"No lo mato, no lo mato". Los aficionados situados en barrera oyeron perfectamente al diestro Antonio Ferrera aquel 10 de febrero de 2003 cuando defendía con vehemencia el indulto de su rival, de nombre "Fígaro". El bravo toro, herrado con el número 189, seguía todavía más que entero, atento y dispuesto a embestir tras el castigo de los picadores y el torero insistía en que merecía el mayor reconocimiento.

Hermoso, de pelo berrendo en colorado y lucero, "Fígaro" había salido el cuarto a la plaza y en minutos se hizo con el favor del público que, en pie, apoyó incondicionalmente al torero en su petición de indulto a la presidencia.

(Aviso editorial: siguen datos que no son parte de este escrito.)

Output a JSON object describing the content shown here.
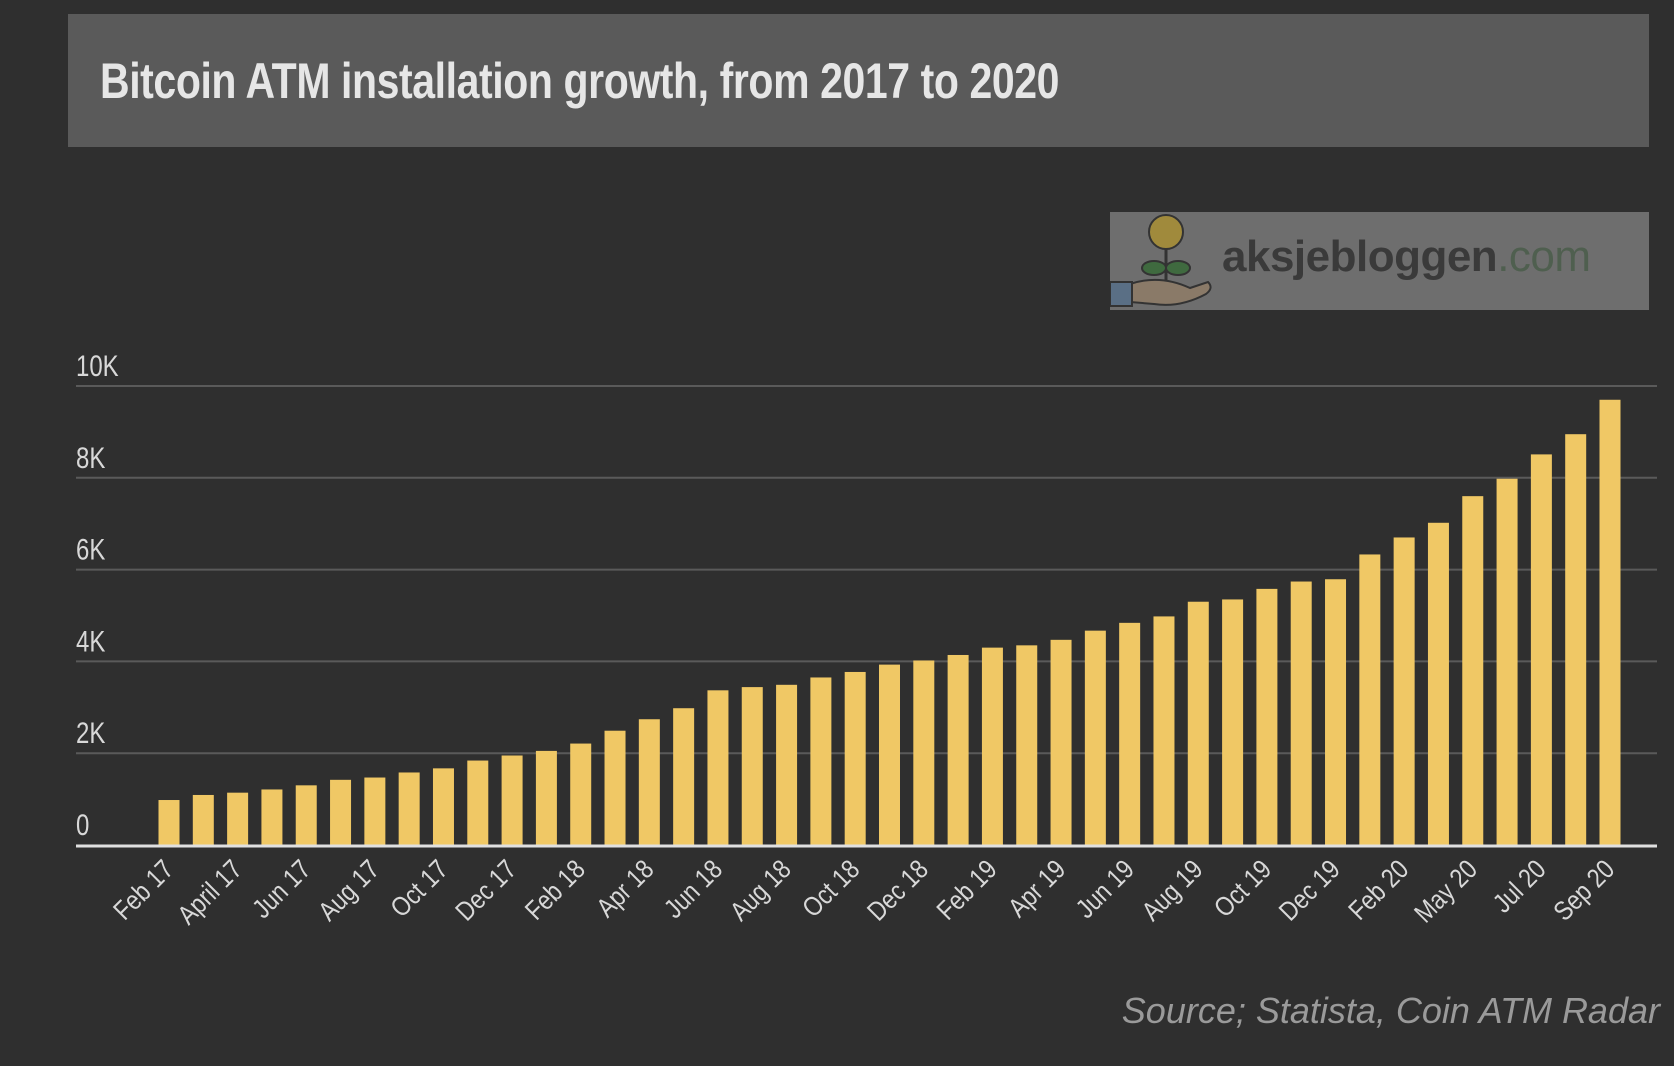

Ésta se hizo rogar, hasta el punto que llegó un momento en que parte de la plaza estaba en pie, coreando la solicitud de Ferrera, mientras otros aficionados la discutían, una división de opiniones habitual en los indultos.

Para entonces el torero (premiado con dos orejas y un rabo 19 años después de que lo consiguiera el maestro Chenel Antoñete) había sabido administrar la impresionante fuerza del animal.

El indulto no fue suficiente, como tampoco los cuidados veterinarios que le procuraron los técnicos de la ganadería Alcurrucén, en cuyo seno había nacido "Fígaro" en febrero de 1999.

Tras ser devuelto a los corrales y sufrir varios días de agonía, el bravo astado murió en la cuadra a consecuencia de los puyazos de la lidia.

Su nobleza no lo llevó, como se esperaba, a una tranquila vida de semental, como si sucedería seis años después con el segundo toro indultado en Pontevedra, el más afortunado "Turco", a petición de El Fandi. Con todo, murió como el gladiador que era, luchando y sin rendirse: solo por vivir merece la pena morir.